Many who live closest to the slide escaped using Hazel’s dock. Ever since, evacuees have shuttled back and forth to grab more of their belongings, or to check on their houses. The City and Borough of Wrangell has even set up a daily commuter boat between the Hazel dock and town.

Like Ettefagh and Verhey, Charlie Hazel has long worried about a larger slide — especially around mile 8 of the highway. There have been dozens of rockfalls there that briefly blocked the road.

“There’s constantly rocks, big, huge, huge car-sized boulders coming down and landing on the road,” he said.

He says that’s part of why he built the dock in the first place.

Wrangell landslide response shifts to clearing the road; names of dead and missing will be released Friday

A helicopter arrives near ground searchers and search dogs at the Wrangell landslide. (From State of Alaska)

The search for three people left missing by Monday’s landslide in Wrangell is now a reactive search rather than active search, Alaska State Troopers said Thursday. That means efforts to clear the roadway have started, but search and rescue teams will continue to look for people who may be buried in the mud as the clean-up progresses.

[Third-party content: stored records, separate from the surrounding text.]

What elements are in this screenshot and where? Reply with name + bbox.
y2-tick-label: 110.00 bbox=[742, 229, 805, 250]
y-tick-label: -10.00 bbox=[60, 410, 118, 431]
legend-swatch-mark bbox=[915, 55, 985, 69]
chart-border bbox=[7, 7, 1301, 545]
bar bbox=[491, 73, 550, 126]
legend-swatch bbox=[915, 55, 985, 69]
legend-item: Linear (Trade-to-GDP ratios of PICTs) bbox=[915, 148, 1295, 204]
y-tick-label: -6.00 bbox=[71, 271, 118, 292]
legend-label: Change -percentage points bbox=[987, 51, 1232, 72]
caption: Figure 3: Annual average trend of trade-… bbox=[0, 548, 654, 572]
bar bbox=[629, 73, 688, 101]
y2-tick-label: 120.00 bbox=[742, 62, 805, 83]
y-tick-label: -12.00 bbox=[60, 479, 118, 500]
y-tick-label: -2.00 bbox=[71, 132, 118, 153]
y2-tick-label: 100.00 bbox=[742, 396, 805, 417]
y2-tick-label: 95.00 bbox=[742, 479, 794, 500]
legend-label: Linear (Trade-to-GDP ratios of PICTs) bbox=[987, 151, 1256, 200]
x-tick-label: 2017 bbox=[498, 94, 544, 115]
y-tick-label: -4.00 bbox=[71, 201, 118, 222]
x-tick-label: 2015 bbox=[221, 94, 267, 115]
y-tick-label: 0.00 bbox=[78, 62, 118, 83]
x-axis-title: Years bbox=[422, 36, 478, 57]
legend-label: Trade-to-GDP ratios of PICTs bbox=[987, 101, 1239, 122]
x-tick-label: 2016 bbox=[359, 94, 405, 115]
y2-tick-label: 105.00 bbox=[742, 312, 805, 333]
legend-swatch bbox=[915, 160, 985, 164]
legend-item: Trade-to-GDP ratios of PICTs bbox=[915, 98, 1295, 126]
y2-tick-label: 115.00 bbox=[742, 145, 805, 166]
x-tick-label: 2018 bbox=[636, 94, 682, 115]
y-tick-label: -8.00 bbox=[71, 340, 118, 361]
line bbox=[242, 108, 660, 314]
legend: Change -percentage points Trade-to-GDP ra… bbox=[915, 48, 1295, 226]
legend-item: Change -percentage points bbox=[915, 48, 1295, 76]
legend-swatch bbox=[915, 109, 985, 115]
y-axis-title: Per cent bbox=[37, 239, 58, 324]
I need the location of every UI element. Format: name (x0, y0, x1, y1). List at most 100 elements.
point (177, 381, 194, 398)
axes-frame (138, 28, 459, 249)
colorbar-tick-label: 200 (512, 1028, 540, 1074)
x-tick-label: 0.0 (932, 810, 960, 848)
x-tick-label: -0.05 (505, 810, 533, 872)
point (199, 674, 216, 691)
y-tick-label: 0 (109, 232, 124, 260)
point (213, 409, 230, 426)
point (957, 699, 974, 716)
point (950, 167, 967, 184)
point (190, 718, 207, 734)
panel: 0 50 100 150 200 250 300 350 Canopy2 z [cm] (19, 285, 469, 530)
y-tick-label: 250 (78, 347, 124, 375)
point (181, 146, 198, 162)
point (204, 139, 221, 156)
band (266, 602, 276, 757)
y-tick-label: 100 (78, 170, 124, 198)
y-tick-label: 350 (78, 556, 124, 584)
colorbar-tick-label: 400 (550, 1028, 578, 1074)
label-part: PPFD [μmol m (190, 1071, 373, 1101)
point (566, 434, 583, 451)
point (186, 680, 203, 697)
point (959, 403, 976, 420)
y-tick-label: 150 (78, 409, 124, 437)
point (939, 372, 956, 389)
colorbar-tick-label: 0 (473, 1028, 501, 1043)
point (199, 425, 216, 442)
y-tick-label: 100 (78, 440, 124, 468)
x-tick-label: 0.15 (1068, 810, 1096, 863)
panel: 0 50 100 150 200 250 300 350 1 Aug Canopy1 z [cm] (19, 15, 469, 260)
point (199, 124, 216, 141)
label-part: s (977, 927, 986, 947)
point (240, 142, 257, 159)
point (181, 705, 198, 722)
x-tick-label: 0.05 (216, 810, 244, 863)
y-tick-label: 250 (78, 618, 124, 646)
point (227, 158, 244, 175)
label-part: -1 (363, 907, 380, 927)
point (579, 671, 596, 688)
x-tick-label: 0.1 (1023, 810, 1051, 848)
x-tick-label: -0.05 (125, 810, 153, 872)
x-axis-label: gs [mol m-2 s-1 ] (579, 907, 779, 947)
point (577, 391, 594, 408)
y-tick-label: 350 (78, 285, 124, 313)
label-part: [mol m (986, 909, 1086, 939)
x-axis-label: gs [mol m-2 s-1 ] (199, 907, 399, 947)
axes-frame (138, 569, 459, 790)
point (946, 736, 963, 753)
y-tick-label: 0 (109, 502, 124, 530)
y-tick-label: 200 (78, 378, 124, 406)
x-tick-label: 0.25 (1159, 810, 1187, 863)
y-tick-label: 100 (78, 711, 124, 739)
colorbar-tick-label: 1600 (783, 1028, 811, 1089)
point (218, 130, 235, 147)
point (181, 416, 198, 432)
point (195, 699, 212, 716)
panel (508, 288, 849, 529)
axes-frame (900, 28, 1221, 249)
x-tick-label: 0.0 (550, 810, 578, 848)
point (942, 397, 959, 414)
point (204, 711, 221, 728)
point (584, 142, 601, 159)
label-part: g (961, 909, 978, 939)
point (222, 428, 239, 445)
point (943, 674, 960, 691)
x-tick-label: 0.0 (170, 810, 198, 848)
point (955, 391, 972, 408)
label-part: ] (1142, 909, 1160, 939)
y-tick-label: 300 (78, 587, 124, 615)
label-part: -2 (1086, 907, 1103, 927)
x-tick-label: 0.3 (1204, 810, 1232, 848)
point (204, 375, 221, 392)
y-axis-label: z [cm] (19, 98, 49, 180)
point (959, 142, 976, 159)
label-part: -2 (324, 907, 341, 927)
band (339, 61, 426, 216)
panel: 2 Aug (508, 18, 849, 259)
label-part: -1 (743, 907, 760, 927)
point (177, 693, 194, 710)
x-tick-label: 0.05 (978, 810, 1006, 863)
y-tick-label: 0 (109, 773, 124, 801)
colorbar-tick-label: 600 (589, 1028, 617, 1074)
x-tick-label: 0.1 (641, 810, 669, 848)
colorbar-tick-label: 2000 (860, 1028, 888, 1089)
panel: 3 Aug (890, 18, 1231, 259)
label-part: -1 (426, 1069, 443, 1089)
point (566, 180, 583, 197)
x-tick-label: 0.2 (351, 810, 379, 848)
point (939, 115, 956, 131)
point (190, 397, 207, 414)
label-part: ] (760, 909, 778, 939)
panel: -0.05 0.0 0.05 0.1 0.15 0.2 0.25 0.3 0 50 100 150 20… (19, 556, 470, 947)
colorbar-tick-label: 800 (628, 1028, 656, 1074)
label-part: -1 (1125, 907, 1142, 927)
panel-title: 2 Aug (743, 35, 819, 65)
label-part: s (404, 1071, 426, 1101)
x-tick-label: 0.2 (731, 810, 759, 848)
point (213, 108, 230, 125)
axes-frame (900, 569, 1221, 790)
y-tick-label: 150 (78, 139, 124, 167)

“While the active search is concluding, it remains a priority of the State of Alaska and your Alaska State Troopers to locate the three missing Alaskans so we can bring closure to their families and the community,” The Alaska Department of Public Safety wrote in a statement this afternoon.

Search and rescue crews have scanned all areas around the slide that are accessible without heavy machinery but did not find the missing people. Now, the goal is to create single lane road access so the power company can restore electricity for households south of the slide zone.

The names of the dead and missing will be made public on Friday.

Search teams have already recovered three dead — two adults and a child — and one survivor, a woman who was on the top floor of her hillside home when the slide came down late Monday night. She is currently receiving medical care, according to the Alaska Department of Public Safety.

But three people — an adult and two children — are still missing.

While Alaska State Troopers are leading the search efforts, the team also includes local Wrangell police and firefighters, along with state personnel from the Alaska Department of Transportation and the Department of Natural Resources.

Jeremy Zidek, public information officer for the state Department of Homeland Security and Emergency Management, said a state geologist made a helicopter flight over the slide site today to make sure it was stable enough for rescue teams.

“Everyday that landslide is changing,” Zidek said. “And when we’re sending crews out there we obviously want to do that work as quickly as possible, but we don’t want to add to the tragedy.”

Zidek also said a state emergency management expert is on the ground in Wrangell to help coordinate landslide response across state and local agencies.

At the slide site, search and rescue dogs will be searching atop the slide debris and from small boats along the shore where the slide ran off into the water.

“Every resource that the state has at its disposal, that is needed in a Wrangell, has been sent to Wrangell,” McDaniel said.